Sejamos mais modestos em nossas utopias, definitivamente abramos mão da ideia de paraíso. A história do último século deve ter nos ensinado, pelo menos, que, ao contrário do que se pensa, os paraísos não são lugares de calmaria e viver de brisa. Os paraísos estão sujeitos a constantes tempestades pois é dos homens e mulheres ser tempestuosos. A história não carrega consigo nenhuma promessa, não há na história nenhuma necessidade ou destino imanente, a história humana não guarda nenhum sentido prévio ou em si mesma, a história humana é uma mistura de acontecimento, acidente, acaso, estrutura e processo. A história humana será aquilo que os humanos fizer dela. Nada promete ou garante que a história caminhe para a frente, para um estágio sempre mais perfeito ou superior que o anterior. Quem olha para a história vê inúmeras quedas, debácles, ruínas, destruições, desaparecimentos. Há povos que tomaram uma linha do tempo e caminharam na direção oposta ao que chamamos de futuro. A história não oferece uma avenida ou estrada principal, ela é feita de múltiplos caminhos e veredas e neles habitam a possibilidade de perdição. Errar pela história e errar na história é a condição mesma do humano, esse ser em contante deslocamento em relação a si mesmo. Creio que no mundo contemporâneo temos tarefas urgentes a fazer no presente, temos muitos compromissos com os passados e os futuros que imaginamos devem estar conectados com esses agoras e outroras que nos acediam.
Esse encontro tematiza duas grandes utopias do mundo moderno: a democracia e a liberdade. Em nosso país, então, são utopias mais no sentido de lugar nenhum, do que de algum lugar ou momento de existência ou perfeição. Nós historiadores não servimos a realização dessas utopias se continuarmos com os olhos voltados para um tempo futuro onde pretensamente elas estariam definitivamente presentes e construídas. Todas as vezes que nos deslumbramos com visões de futuro, o presente e o passado clamam por sua presença.

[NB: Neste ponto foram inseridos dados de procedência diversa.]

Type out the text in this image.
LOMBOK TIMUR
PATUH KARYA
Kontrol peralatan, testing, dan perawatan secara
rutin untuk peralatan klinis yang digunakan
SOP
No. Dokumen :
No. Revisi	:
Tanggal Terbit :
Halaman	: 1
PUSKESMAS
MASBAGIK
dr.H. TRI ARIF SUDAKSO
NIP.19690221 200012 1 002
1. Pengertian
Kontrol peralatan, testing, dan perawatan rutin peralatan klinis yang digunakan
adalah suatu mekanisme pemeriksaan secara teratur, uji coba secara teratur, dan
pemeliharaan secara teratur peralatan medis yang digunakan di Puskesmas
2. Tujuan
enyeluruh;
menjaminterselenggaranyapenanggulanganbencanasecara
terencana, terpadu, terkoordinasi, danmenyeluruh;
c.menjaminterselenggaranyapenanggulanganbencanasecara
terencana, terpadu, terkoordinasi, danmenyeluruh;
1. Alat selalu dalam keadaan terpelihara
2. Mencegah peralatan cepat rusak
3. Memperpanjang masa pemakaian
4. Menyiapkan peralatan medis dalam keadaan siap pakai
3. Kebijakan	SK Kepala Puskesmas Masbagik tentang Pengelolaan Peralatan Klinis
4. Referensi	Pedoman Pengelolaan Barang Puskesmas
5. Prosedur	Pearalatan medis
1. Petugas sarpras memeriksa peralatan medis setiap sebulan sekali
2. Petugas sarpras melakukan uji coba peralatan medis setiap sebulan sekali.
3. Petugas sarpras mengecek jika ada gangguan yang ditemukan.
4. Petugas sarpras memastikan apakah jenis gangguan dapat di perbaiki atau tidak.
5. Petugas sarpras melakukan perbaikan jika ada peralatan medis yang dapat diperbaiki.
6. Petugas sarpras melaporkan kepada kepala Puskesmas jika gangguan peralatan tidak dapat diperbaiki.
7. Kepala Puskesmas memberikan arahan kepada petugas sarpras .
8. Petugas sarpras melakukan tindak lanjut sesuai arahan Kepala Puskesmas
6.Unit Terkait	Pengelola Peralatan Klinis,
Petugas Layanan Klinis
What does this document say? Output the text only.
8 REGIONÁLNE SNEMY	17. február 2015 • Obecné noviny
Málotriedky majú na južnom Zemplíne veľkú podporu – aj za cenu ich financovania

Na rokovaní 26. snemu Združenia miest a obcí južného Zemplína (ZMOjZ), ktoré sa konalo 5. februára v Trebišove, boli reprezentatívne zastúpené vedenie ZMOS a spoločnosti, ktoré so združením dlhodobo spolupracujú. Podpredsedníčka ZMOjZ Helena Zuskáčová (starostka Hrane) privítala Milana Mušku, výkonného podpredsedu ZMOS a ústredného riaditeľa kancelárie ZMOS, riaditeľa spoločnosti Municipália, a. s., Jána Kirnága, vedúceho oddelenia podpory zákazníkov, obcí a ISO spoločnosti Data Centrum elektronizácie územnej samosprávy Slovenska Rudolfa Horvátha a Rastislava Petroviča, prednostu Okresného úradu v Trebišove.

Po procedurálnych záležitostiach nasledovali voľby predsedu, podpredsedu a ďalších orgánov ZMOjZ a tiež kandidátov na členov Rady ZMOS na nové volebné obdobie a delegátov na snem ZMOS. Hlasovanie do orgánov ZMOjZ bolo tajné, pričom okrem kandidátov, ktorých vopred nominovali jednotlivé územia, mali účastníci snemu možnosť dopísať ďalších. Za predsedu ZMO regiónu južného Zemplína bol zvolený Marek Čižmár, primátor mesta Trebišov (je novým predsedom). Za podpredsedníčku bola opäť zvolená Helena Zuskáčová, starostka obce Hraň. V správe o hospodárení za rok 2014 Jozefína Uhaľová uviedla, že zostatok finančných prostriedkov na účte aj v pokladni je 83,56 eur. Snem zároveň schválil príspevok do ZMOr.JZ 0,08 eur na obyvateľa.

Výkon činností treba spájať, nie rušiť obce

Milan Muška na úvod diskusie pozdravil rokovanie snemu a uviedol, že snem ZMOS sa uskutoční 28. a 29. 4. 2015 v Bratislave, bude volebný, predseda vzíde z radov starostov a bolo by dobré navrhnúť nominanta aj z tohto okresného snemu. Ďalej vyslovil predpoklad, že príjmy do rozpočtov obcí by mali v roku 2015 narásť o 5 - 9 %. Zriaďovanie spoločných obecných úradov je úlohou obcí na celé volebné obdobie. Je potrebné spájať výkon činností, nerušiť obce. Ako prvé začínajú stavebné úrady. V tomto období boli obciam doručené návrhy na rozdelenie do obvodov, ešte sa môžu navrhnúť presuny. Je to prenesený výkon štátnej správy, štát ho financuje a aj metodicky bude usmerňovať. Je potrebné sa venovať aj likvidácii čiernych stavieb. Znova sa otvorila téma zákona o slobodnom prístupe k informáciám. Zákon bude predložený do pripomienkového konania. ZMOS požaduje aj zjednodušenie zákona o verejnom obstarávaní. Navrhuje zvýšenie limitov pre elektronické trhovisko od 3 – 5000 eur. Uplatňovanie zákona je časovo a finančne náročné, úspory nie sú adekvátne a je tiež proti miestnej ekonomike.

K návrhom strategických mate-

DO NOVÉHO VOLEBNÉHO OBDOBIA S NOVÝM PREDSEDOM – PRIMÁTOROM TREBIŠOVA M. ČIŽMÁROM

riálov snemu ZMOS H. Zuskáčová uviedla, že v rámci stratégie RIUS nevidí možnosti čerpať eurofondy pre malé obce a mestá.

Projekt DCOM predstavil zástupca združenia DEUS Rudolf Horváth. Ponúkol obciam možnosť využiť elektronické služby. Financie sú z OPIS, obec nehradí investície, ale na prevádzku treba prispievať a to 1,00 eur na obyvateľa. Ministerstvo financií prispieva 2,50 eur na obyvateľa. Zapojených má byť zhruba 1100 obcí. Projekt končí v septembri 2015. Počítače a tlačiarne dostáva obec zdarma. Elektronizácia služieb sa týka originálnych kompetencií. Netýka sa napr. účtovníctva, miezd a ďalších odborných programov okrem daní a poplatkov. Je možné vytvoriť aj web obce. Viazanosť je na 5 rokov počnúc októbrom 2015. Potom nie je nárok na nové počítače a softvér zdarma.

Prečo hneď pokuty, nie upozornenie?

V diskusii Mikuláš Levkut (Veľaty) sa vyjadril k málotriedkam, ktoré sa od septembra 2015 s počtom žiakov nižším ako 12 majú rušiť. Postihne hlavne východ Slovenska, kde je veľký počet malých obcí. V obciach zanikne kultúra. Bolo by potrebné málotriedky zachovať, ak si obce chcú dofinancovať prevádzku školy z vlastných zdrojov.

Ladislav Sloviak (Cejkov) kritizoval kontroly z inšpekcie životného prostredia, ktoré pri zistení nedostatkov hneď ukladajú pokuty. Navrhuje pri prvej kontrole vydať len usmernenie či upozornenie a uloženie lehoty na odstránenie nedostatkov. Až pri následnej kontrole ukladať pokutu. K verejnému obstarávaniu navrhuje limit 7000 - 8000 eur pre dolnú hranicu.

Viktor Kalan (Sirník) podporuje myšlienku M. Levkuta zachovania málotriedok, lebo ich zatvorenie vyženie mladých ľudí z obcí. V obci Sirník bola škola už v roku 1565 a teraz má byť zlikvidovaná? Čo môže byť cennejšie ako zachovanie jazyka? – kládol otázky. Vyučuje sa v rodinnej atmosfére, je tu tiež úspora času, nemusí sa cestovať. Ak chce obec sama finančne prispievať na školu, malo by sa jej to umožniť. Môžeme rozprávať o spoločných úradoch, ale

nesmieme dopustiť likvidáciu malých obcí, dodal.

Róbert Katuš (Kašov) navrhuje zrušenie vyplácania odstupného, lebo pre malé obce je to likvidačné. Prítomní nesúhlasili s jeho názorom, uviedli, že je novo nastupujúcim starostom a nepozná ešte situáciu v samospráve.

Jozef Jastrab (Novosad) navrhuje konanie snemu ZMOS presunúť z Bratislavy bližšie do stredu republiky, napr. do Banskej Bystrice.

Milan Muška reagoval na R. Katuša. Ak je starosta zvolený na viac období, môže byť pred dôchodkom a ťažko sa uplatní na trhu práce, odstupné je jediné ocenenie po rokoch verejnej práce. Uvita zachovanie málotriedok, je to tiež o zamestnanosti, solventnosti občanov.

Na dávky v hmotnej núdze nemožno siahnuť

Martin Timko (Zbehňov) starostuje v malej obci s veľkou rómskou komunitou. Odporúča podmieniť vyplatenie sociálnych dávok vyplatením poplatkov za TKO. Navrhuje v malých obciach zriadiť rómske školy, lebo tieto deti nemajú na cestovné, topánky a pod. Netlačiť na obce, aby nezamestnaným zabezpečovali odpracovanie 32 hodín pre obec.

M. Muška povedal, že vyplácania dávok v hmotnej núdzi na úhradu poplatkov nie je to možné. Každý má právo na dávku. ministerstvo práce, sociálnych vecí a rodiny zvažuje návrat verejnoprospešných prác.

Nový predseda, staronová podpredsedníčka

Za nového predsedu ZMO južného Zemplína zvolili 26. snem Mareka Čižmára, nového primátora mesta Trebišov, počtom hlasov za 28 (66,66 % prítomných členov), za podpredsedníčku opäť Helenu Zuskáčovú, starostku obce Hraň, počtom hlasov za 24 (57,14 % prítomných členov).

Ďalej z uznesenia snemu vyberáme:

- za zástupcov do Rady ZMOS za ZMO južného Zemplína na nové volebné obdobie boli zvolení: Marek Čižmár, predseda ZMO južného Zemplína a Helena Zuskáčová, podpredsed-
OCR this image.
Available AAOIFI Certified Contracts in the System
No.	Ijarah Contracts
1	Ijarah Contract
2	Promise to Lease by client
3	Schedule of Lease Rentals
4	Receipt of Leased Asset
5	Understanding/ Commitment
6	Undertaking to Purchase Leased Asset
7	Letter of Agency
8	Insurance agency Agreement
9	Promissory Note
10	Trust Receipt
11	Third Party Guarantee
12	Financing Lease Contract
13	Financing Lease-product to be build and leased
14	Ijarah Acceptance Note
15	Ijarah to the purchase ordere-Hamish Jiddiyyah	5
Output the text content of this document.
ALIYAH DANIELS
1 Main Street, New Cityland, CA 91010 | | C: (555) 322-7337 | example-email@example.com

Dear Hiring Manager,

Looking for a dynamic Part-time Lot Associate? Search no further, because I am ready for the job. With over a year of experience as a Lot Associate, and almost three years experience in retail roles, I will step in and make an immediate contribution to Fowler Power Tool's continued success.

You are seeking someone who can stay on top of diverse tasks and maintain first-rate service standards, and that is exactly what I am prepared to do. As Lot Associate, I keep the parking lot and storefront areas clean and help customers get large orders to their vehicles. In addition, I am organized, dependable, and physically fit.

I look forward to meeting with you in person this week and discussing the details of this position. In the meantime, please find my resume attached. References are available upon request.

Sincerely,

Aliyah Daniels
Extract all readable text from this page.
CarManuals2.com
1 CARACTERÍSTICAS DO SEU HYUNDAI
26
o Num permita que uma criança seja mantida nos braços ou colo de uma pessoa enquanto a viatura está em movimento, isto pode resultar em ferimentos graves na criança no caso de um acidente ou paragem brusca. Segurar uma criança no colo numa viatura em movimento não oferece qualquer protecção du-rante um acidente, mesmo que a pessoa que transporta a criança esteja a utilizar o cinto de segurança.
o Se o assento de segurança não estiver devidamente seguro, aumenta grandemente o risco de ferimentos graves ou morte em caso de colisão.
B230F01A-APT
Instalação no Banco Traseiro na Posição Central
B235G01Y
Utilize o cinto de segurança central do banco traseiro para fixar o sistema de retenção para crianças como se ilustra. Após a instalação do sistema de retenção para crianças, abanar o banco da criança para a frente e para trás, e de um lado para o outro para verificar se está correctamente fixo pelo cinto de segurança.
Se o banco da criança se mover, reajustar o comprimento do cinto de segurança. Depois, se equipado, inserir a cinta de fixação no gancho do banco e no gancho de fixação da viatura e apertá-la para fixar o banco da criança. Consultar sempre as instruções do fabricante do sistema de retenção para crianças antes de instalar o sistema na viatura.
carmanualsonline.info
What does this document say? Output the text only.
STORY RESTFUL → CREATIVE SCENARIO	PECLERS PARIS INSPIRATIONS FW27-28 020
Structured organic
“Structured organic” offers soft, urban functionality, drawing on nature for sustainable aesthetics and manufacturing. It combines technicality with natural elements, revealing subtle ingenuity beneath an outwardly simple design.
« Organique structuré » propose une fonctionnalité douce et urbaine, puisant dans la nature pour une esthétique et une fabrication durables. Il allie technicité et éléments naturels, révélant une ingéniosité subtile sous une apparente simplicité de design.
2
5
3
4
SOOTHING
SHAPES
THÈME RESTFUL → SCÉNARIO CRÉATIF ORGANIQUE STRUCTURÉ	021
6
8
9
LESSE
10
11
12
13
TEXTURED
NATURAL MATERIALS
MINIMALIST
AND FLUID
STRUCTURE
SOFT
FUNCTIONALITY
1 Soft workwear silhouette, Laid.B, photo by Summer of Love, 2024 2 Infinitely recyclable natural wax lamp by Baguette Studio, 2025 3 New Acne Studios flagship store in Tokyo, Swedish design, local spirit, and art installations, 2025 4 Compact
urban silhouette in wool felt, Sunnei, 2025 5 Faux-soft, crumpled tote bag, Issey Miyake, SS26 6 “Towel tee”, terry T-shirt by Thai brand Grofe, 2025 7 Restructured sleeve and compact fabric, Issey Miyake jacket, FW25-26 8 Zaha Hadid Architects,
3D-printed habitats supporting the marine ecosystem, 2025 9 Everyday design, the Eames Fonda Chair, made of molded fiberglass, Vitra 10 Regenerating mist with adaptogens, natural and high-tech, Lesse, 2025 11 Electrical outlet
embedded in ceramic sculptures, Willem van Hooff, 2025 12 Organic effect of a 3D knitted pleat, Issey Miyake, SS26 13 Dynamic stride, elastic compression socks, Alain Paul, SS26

Todas as vezes que esperanças vencem o medo, esquecemos que medos não desaparecem, medos presentes e passados continuam existindo, crescem, são veiculados e subjetivados, se tornam ódio, ressentimento, raiva, desejo de extermínio do outro, se tornam a base de uma vida assentada na inimizade e na repulsa do outro. De olhos no futuro, que parece ali há poucos passos, que parece vir se tornando presente, esquecemos dos passados que continuam presentes e que tomam a si mesmo como projetos de futuros outros, diferentes do esperado. Se continuarmos como reis magos seguindo a estrela no céu que leva ao encontro do redentor, do salvador, se continuarmos com os olhos fixos no horizonte, vamos acabar sempre por tropeçar aonde estamos, e a queda em um deserto atroz, será inevitável. Quando miramos apenas o futuro podemos ser vítimas de miragens, podemos ver donzéis de cavalo branco e alado vindo em nossa direção. Basta que o redemoinho na areia se alevante para que, com os olhos cheios de terra e poeira, nos darmos conta que negligenciamos o terreno em que estávamos pisando.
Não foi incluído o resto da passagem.